Many prospective buyers of properties that are located within a common interest development blindly rely on their real estate agent to thoroughly review the association’s finances and other documents that they are supposed to review in order to make an intelligent decision about whether or not to complete the transaction.
Nearly every purchase transaction has a contingency period during which the prospective buyer should investigate the physical condition of the property, the financial condition of the homeowners association and other issues that would have a material impact on the decision about whether or not to complete the transaction. Frequently, buyers are not provided with all of the information they are supposed to receive from the association, or they don’t bother to review the information that they are given. Buyers should be aware of what they are supposed to be given and they should make sure that information is timely received and reviewed. Buyers should question their realtors to confirm that required documents have been received and reviewed and they make sure action is taken to obtain items that have not been delivered. If required items do not exist, the buyer is taking a big risk by completing the transaction. Most buyers are not looking to buy a future lawsuit that will bring nothing but stress. A lack of proper records is a red flag that the prospective buyer should be aware of.

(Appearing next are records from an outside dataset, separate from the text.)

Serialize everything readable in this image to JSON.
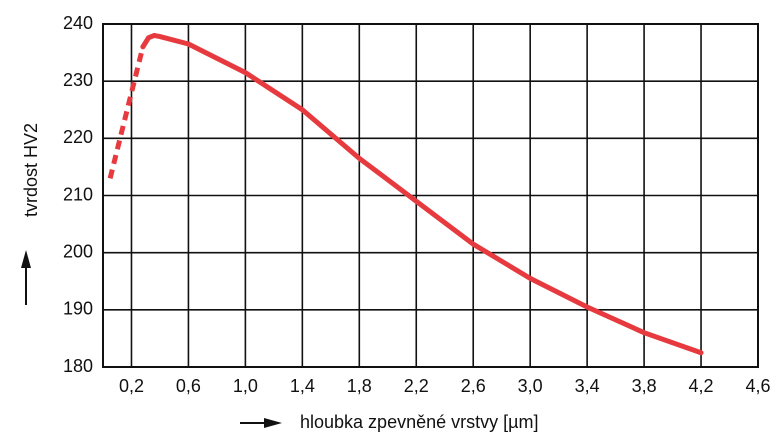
{
  "chart_data": {
    "type": "line",
    "ylabel": "tvrdost HV2",
    "xlabel": "hloubka zpevněné vrstvy [µm]",
    "series": [
      {
        "color": "#e63a3f",
        "dashed": true,
        "x": [
          0.05,
          0.1,
          0.2,
          0.28
        ],
        "values": [
          213,
          218,
          228,
          236
        ]
      },
      {
        "color": "#e63a3f",
        "dashed": false,
        "x": [
          0.28,
          0.32,
          0.36,
          0.4,
          0.6,
          1.0,
          1.4,
          1.8,
          2.2,
          2.6,
          3.0,
          3.4,
          3.8,
          4.2
        ],
        "values": [
          236,
          237.6,
          238,
          237.8,
          236.5,
          231.5,
          225,
          216.5,
          209,
          201.5,
          195.5,
          190.5,
          186,
          182.5
        ]
      }
    ],
    "xlim": [
      0,
      4.6
    ],
    "xticks": [
      {
        "value": 0.2,
        "label": "0,2"
      },
      {
        "value": 0.6,
        "label": "0,6"
      },
      {
        "value": 1.0,
        "label": "1,0"
      },
      {
        "value": 1.4,
        "label": "1,4"
      },
      {
        "value": 1.8,
        "label": "1,8"
      },
      {
        "value": 2.2,
        "label": "2,2"
      },
      {
        "value": 2.6,
        "label": "2,6"
      },
      {
        "value": 3.0,
        "label": "3,0"
      },
      {
        "value": 3.4,
        "label": "3,4"
      },
      {
        "value": 3.8,
        "label": "3,8"
      },
      {
        "value": 4.2,
        "label": "4,2"
      },
      {
        "value": 4.6,
        "label": "4,6"
      }
    ],
    "ylim": [
      180,
      240
    ],
    "yticks": [
      180,
      190,
      200,
      210,
      220,
      230,
      240
    ],
    "grid": true
  }
}
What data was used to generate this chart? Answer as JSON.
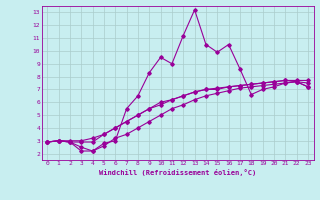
{
  "bg_color": "#c8eef0",
  "line_color": "#990099",
  "grid_color": "#aacccc",
  "xlabel": "Windchill (Refroidissement éolien,°C)",
  "ylim": [
    1.5,
    13.5
  ],
  "xlim": [
    -0.5,
    23.5
  ],
  "yticks": [
    2,
    3,
    4,
    5,
    6,
    7,
    8,
    9,
    10,
    11,
    12,
    13
  ],
  "xticks": [
    0,
    1,
    2,
    3,
    4,
    5,
    6,
    7,
    8,
    9,
    10,
    11,
    12,
    13,
    14,
    15,
    16,
    17,
    18,
    19,
    20,
    21,
    22,
    23
  ],
  "line1_x": [
    0,
    1,
    2,
    3,
    4,
    5,
    6,
    7,
    8,
    9,
    10,
    11,
    12,
    13,
    14,
    15,
    16,
    17,
    18,
    19,
    20,
    21,
    22,
    23
  ],
  "line1_y": [
    2.9,
    3.0,
    2.9,
    2.2,
    2.2,
    2.8,
    3.0,
    5.5,
    6.5,
    8.3,
    9.5,
    9.0,
    11.2,
    13.2,
    10.5,
    9.9,
    10.5,
    8.6,
    6.6,
    7.0,
    7.2,
    7.5,
    7.6,
    7.2
  ],
  "line2_x": [
    0,
    1,
    2,
    3,
    4,
    5,
    6,
    7,
    8,
    9,
    10,
    11,
    12,
    13,
    14,
    15,
    16,
    17,
    18,
    19,
    20,
    21,
    22,
    23
  ],
  "line2_y": [
    2.9,
    3.0,
    2.9,
    2.9,
    2.9,
    3.5,
    4.0,
    4.5,
    5.0,
    5.5,
    6.0,
    6.2,
    6.5,
    6.8,
    7.0,
    7.1,
    7.2,
    7.3,
    7.4,
    7.5,
    7.6,
    7.7,
    7.7,
    7.7
  ],
  "line3_x": [
    0,
    1,
    2,
    3,
    4,
    5,
    6,
    7,
    8,
    9,
    10,
    11,
    12,
    13,
    14,
    15,
    16,
    17,
    18,
    19,
    20,
    21,
    22,
    23
  ],
  "line3_y": [
    2.9,
    3.0,
    2.9,
    2.5,
    2.2,
    2.6,
    3.2,
    3.5,
    4.0,
    4.5,
    5.0,
    5.5,
    5.8,
    6.2,
    6.5,
    6.7,
    6.9,
    7.1,
    7.2,
    7.3,
    7.4,
    7.5,
    7.6,
    7.2
  ],
  "line4_x": [
    0,
    1,
    2,
    3,
    4,
    5,
    6,
    7,
    8,
    9,
    10,
    11,
    12,
    13,
    14,
    15,
    16,
    17,
    18,
    19,
    20,
    21,
    22,
    23
  ],
  "line4_y": [
    2.9,
    3.0,
    3.0,
    3.0,
    3.2,
    3.5,
    4.0,
    4.5,
    5.0,
    5.5,
    5.8,
    6.2,
    6.5,
    6.8,
    7.0,
    7.0,
    7.2,
    7.3,
    7.4,
    7.5,
    7.6,
    7.7,
    7.6,
    7.5
  ],
  "figsize": [
    3.2,
    2.0
  ],
  "dpi": 100
}
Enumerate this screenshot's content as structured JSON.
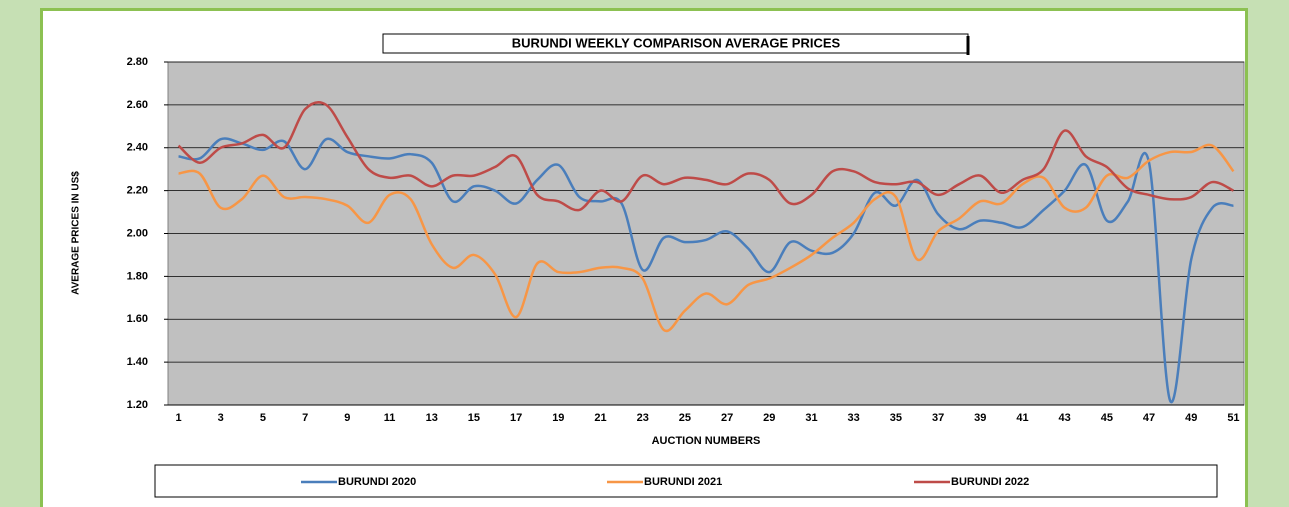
{
  "chart_data": {
    "type": "line",
    "title": "BURUNDI WEEKLY COMPARISON AVERAGE PRICES",
    "x_label": "AUCTION NUMBERS",
    "y_label": "AVERAGE PRICES IN US$",
    "categories": [
      "1",
      null,
      "3",
      null,
      "5",
      null,
      "7",
      null,
      "9",
      null,
      "11",
      null,
      "13",
      null,
      "15",
      null,
      "17",
      null,
      "19",
      null,
      "21",
      null,
      "23",
      null,
      "25",
      null,
      "27",
      null,
      "29",
      null,
      "31",
      null,
      "33",
      null,
      "35",
      null,
      "37",
      null,
      "39",
      null,
      "41",
      null,
      "43",
      null,
      "45",
      null,
      "47",
      null,
      "49",
      null,
      "51"
    ],
    "ylim": [
      1.2,
      2.8
    ],
    "yticks": [
      {
        "value": 1.2,
        "label": "1.20"
      },
      {
        "value": 1.4,
        "label": "1.40"
      },
      {
        "value": 1.6,
        "label": "1.60"
      },
      {
        "value": 1.8,
        "label": "1.80"
      },
      {
        "value": 2.0,
        "label": "2.00"
      },
      {
        "value": 2.2,
        "label": "2.20"
      },
      {
        "value": 2.4,
        "label": "2.40"
      },
      {
        "value": 2.6,
        "label": "2.60"
      },
      {
        "value": 2.8,
        "label": "2.80"
      }
    ],
    "grid": true,
    "legend": "bottom",
    "series": [
      {
        "name": "BURUNDI 2020",
        "color": "#4a7ebb",
        "values": [
          2.36,
          2.35,
          2.44,
          2.42,
          2.39,
          2.43,
          2.3,
          2.44,
          2.38,
          2.36,
          2.35,
          2.37,
          2.33,
          2.15,
          2.22,
          2.2,
          2.14,
          2.25,
          2.32,
          2.17,
          2.15,
          2.14,
          1.83,
          1.98,
          1.96,
          1.97,
          2.01,
          1.93,
          1.82,
          1.96,
          1.92,
          1.91,
          2.0,
          2.19,
          2.13,
          2.25,
          2.09,
          2.02,
          2.06,
          2.05,
          2.03,
          2.11,
          2.2,
          2.32,
          2.06,
          2.15,
          2.33,
          1.22,
          1.88,
          2.12,
          2.13
        ]
      },
      {
        "name": "BURUNDI 2021",
        "color": "#f79646",
        "values": [
          2.28,
          2.28,
          2.12,
          2.16,
          2.27,
          2.17,
          2.17,
          2.16,
          2.13,
          2.05,
          2.18,
          2.16,
          1.95,
          1.84,
          1.9,
          1.81,
          1.61,
          1.86,
          1.82,
          1.82,
          1.84,
          1.84,
          1.79,
          1.55,
          1.64,
          1.72,
          1.67,
          1.76,
          1.79,
          1.84,
          1.9,
          1.98,
          2.05,
          2.16,
          2.17,
          1.88,
          2.01,
          2.07,
          2.15,
          2.14,
          2.23,
          2.26,
          2.12,
          2.12,
          2.27,
          2.26,
          2.34,
          2.38,
          2.38,
          2.41,
          2.29
        ]
      },
      {
        "name": "BURUNDI 2022",
        "color": "#be4b48",
        "values": [
          2.41,
          2.33,
          2.4,
          2.42,
          2.46,
          2.4,
          2.58,
          2.6,
          2.45,
          2.3,
          2.26,
          2.27,
          2.22,
          2.27,
          2.27,
          2.31,
          2.36,
          2.18,
          2.15,
          2.11,
          2.2,
          2.15,
          2.27,
          2.23,
          2.26,
          2.25,
          2.23,
          2.28,
          2.25,
          2.14,
          2.18,
          2.29,
          2.29,
          2.24,
          2.23,
          2.24,
          2.18,
          2.23,
          2.27,
          2.19,
          2.25,
          2.3,
          2.48,
          2.36,
          2.31,
          2.21,
          2.18,
          2.16,
          2.17,
          2.24,
          2.2
        ]
      }
    ]
  }
}
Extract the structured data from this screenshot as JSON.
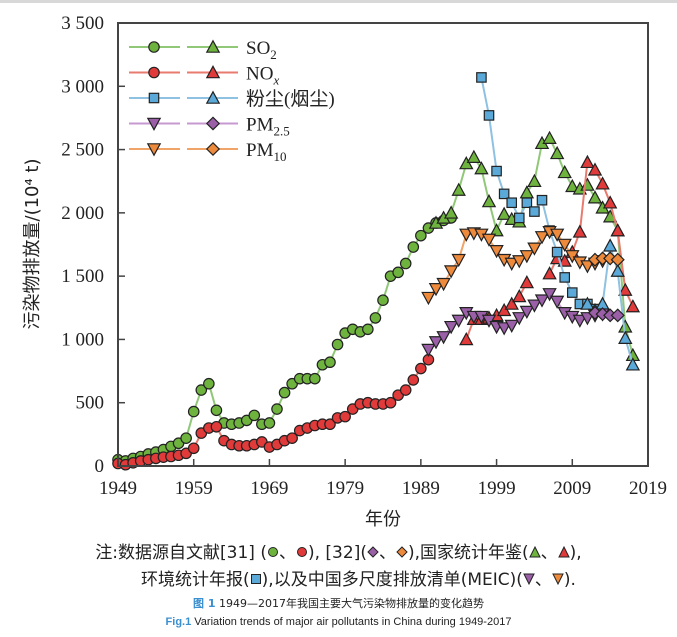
{
  "chart_data": {
    "type": "line",
    "title": "",
    "xlabel": "年份",
    "ylabel": "污染物排放量/(10⁴ t)",
    "xlim": [
      1949,
      2019
    ],
    "ylim": [
      0,
      3500
    ],
    "xticks": [
      1949,
      1959,
      1969,
      1979,
      1989,
      1999,
      2009,
      2019
    ],
    "xtick_labels": [
      "1949",
      "1959",
      "1969",
      "1979",
      "1989",
      "1999",
      "2009",
      "2019"
    ],
    "yticks": [
      0,
      500,
      1000,
      1500,
      2000,
      2500,
      3000,
      3500
    ],
    "ytick_labels": [
      "0",
      "500",
      "1 000",
      "1 500",
      "2 000",
      "2 500",
      "3 000",
      "3 500"
    ],
    "grid": false,
    "legend_position": "top-left",
    "legend": [
      {
        "label": "SO",
        "sub": "2",
        "italic_sub": false,
        "color": "#6fb33f",
        "line_color": "#90c878",
        "markers": [
          "circle",
          "triangle-up"
        ]
      },
      {
        "label": "NO",
        "sub": "x",
        "italic_sub": true,
        "color": "#e03a3a",
        "line_color": "#e87a6e",
        "markers": [
          "circle",
          "triangle-up"
        ]
      },
      {
        "label": "粉尘(烟尘)",
        "sub": "",
        "italic_sub": false,
        "color": "#5aa9d8",
        "line_color": "#8ec1e2",
        "markers": [
          "square",
          "triangle-up"
        ]
      },
      {
        "label": "PM",
        "sub": "2.5",
        "italic_sub": false,
        "color": "#9b5fa8",
        "line_color": "#c69ad0",
        "markers": [
          "triangle-down",
          "diamond"
        ]
      },
      {
        "label": "PM",
        "sub": "10",
        "italic_sub": false,
        "color": "#ee8a3c",
        "line_color": "#f0a468",
        "markers": [
          "triangle-down",
          "diamond"
        ]
      }
    ],
    "series": [
      {
        "name": "SO2 [31]",
        "marker": "circle",
        "color": "#6fb33f",
        "line_color": "#90c878",
        "x": [
          1949,
          1950,
          1951,
          1952,
          1953,
          1954,
          1955,
          1956,
          1957,
          1958,
          1959,
          1960,
          1961,
          1962,
          1963,
          1964,
          1965,
          1966,
          1967,
          1968,
          1969,
          1970,
          1971,
          1972,
          1973,
          1974,
          1975,
          1976,
          1977,
          1978,
          1979,
          1980,
          1981,
          1982,
          1983,
          1984,
          1985,
          1986,
          1987,
          1988,
          1989,
          1990,
          1991,
          1992,
          1993
        ],
        "y": [
          50,
          40,
          60,
          75,
          95,
          110,
          130,
          155,
          180,
          220,
          430,
          600,
          650,
          440,
          340,
          330,
          340,
          360,
          400,
          330,
          340,
          450,
          580,
          650,
          690,
          690,
          690,
          800,
          820,
          960,
          1050,
          1080,
          1060,
          1080,
          1170,
          1310,
          1500,
          1530,
          1600,
          1730,
          1820,
          1880,
          1920,
          1940,
          1960
        ]
      },
      {
        "name": "NOx [31]",
        "marker": "circle",
        "color": "#e03a3a",
        "line_color": "#e87a6e",
        "x": [
          1949,
          1950,
          1951,
          1952,
          1953,
          1954,
          1955,
          1956,
          1957,
          1958,
          1959,
          1960,
          1961,
          1962,
          1963,
          1964,
          1965,
          1966,
          1967,
          1968,
          1969,
          1970,
          1971,
          1972,
          1973,
          1974,
          1975,
          1976,
          1977,
          1978,
          1979,
          1980,
          1981,
          1982,
          1983,
          1984,
          1985,
          1986,
          1987,
          1988,
          1989,
          1990
        ],
        "y": [
          20,
          10,
          25,
          40,
          50,
          60,
          70,
          75,
          85,
          100,
          140,
          260,
          300,
          310,
          200,
          170,
          160,
          160,
          170,
          190,
          150,
          170,
          200,
          220,
          280,
          300,
          320,
          330,
          330,
          380,
          390,
          450,
          490,
          500,
          490,
          490,
          500,
          560,
          600,
          680,
          770,
          840
        ]
      },
      {
        "name": "SO2 统计年鉴",
        "marker": "triangle-up",
        "color": "#6fb33f",
        "line_color": "#90c878",
        "x": [
          1991,
          1992,
          1993,
          1994,
          1995,
          1996,
          1997,
          1998,
          1999,
          2000,
          2001,
          2002,
          2003,
          2004,
          2005,
          2006,
          2007,
          2008,
          2009,
          2010,
          2011,
          2012,
          2013,
          2014,
          2015,
          2016,
          2017
        ],
        "y": [
          1920,
          1960,
          2000,
          2180,
          2390,
          2440,
          2350,
          2090,
          1860,
          1990,
          1950,
          1930,
          2160,
          2250,
          2550,
          2590,
          2470,
          2320,
          2210,
          2190,
          2220,
          2120,
          2040,
          1970,
          1860,
          1100,
          875
        ]
      },
      {
        "name": "NOx 统计年鉴",
        "marker": "triangle-up",
        "color": "#e03a3a",
        "line_color": "#e87a6e",
        "x": [
          1995,
          1996,
          1997,
          1998,
          1999,
          2000,
          2001,
          2002,
          2003,
          2004,
          2005,
          2006,
          2007,
          2008,
          2009,
          2010,
          2011,
          2012,
          2013,
          2014,
          2015,
          2016,
          2017
        ],
        "y": [
          1000,
          1160,
          1160,
          1170,
          1190,
          1230,
          1280,
          1340,
          1450,
          null,
          null,
          1520,
          1640,
          1620,
          1690,
          1850,
          2400,
          2340,
          2230,
          2080,
          1860,
          1390,
          1260
        ]
      },
      {
        "name": "粉尘(烟尘) 环境统计年报",
        "marker": "square",
        "color": "#5aa9d8",
        "line_color": "#8ec1e2",
        "x": [
          1997,
          1998,
          1999,
          2000,
          2001,
          2002,
          2003,
          2004,
          2005,
          2006,
          2007,
          2008,
          2009,
          2010,
          2011,
          2012
        ],
        "y": [
          3070,
          2770,
          2330,
          2150,
          2080,
          1960,
          2080,
          2010,
          2100,
          1860,
          1690,
          1490,
          1370,
          1280,
          1280,
          1240
        ]
      },
      {
        "name": "粉尘(烟尘) 统计年鉴",
        "marker": "triangle-up",
        "color": "#5aa9d8",
        "line_color": "#8ec1e2",
        "x": [
          2011,
          2012,
          2013,
          2014,
          2015,
          2016,
          2017
        ],
        "y": [
          1280,
          1230,
          1280,
          1740,
          1540,
          1010,
          800
        ]
      },
      {
        "name": "PM2.5 MEIC",
        "marker": "triangle-down",
        "color": "#9b5fa8",
        "line_color": "#c69ad0",
        "x": [
          1990,
          1991,
          1992,
          1993,
          1994,
          1995,
          1996,
          1997,
          1998,
          1999,
          2000,
          2001,
          2002,
          2003,
          2004,
          2005,
          2006,
          2007,
          2008,
          2009,
          2010,
          2011,
          2012,
          2013
        ],
        "y": [
          920,
          980,
          1020,
          1100,
          1150,
          1210,
          1180,
          1180,
          1150,
          1100,
          1090,
          1110,
          1170,
          1220,
          1270,
          1310,
          1360,
          1300,
          1210,
          1180,
          1150,
          1170,
          1190,
          1200
        ]
      },
      {
        "name": "PM2.5 [32]",
        "marker": "diamond",
        "color": "#9b5fa8",
        "line_color": "#c69ad0",
        "x": [
          2012,
          2013,
          2014,
          2015
        ],
        "y": [
          1210,
          1200,
          1190,
          1190
        ]
      },
      {
        "name": "PM10 MEIC",
        "marker": "triangle-down",
        "color": "#ee8a3c",
        "line_color": "#f0a468",
        "x": [
          1990,
          1991,
          1992,
          1993,
          1994,
          1995,
          1996,
          1997,
          1998,
          1999,
          2000,
          2001,
          2002,
          2003,
          2004,
          2005,
          2006,
          2007,
          2008,
          2009,
          2010,
          2011,
          2012,
          2013
        ],
        "y": [
          1330,
          1400,
          1440,
          1540,
          1630,
          1830,
          1840,
          1830,
          1790,
          1700,
          1630,
          1600,
          1620,
          1660,
          1720,
          1810,
          1850,
          1830,
          1750,
          1660,
          1610,
          1580,
          1600,
          1620
        ]
      },
      {
        "name": "PM10 [32]",
        "marker": "diamond",
        "color": "#ee8a3c",
        "line_color": "#f0a468",
        "x": [
          2012,
          2013,
          2014,
          2015
        ],
        "y": [
          1630,
          1640,
          1640,
          1630
        ]
      }
    ]
  },
  "notes": {
    "line1_prefix": "注:数据源自文献[31] (",
    "line1_mid1": "、",
    "line1_mid2": "), [32](",
    "line1_mid3": "、",
    "line1_mid4": "),国家统计年鉴(",
    "line1_mid5": "、",
    "line1_suffix": "),",
    "line2_prefix": "环境统计年报(",
    "line2_mid": "),以及中国多尺度排放清单(MEIC)(",
    "line2_mid2": "、",
    "line2_suffix": ")."
  },
  "caption": {
    "cn_label": "图 1",
    "cn_text": "1949—2017年我国主要大气污染物排放量的变化趋势",
    "en_label": "Fig.1",
    "en_text": "Variation trends of major air pollutants in China during 1949-2017"
  }
}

A buyer should inspect the separate interest they will be purchasing and the common area. Common area that is not properly maintained is going to be a problem for the homeowners who ultimately have to deal with the ramifications of improperly maintained property. An association’s financial information will give a prospective buyer an idea of what expenses are being paid and whether or not the association is maintaining proper reserves for the repair and future replacement of the various common area components. Insufficient reserves will result in malfunctions, disrepair, and ultimately special assessments that the homeowners will have to pay.
A buyer should also inspect minutes of the meetings of the association’s board of directors and members for a least the past 12 months. Minutes that are properly maintained will give a prospective buyer insight into the issues the association is dealing with. Those issues could involve common area problems that a buyer would want to know about, and also issues pertaining to the property or unit that the buyer is contemplating purchasing.
Many of the horror stories that people hear about living in a common interest development that is governed by a homeowners association probably would have been avoided had the purchaser been more careful about investigating the property and association before completing their purchase.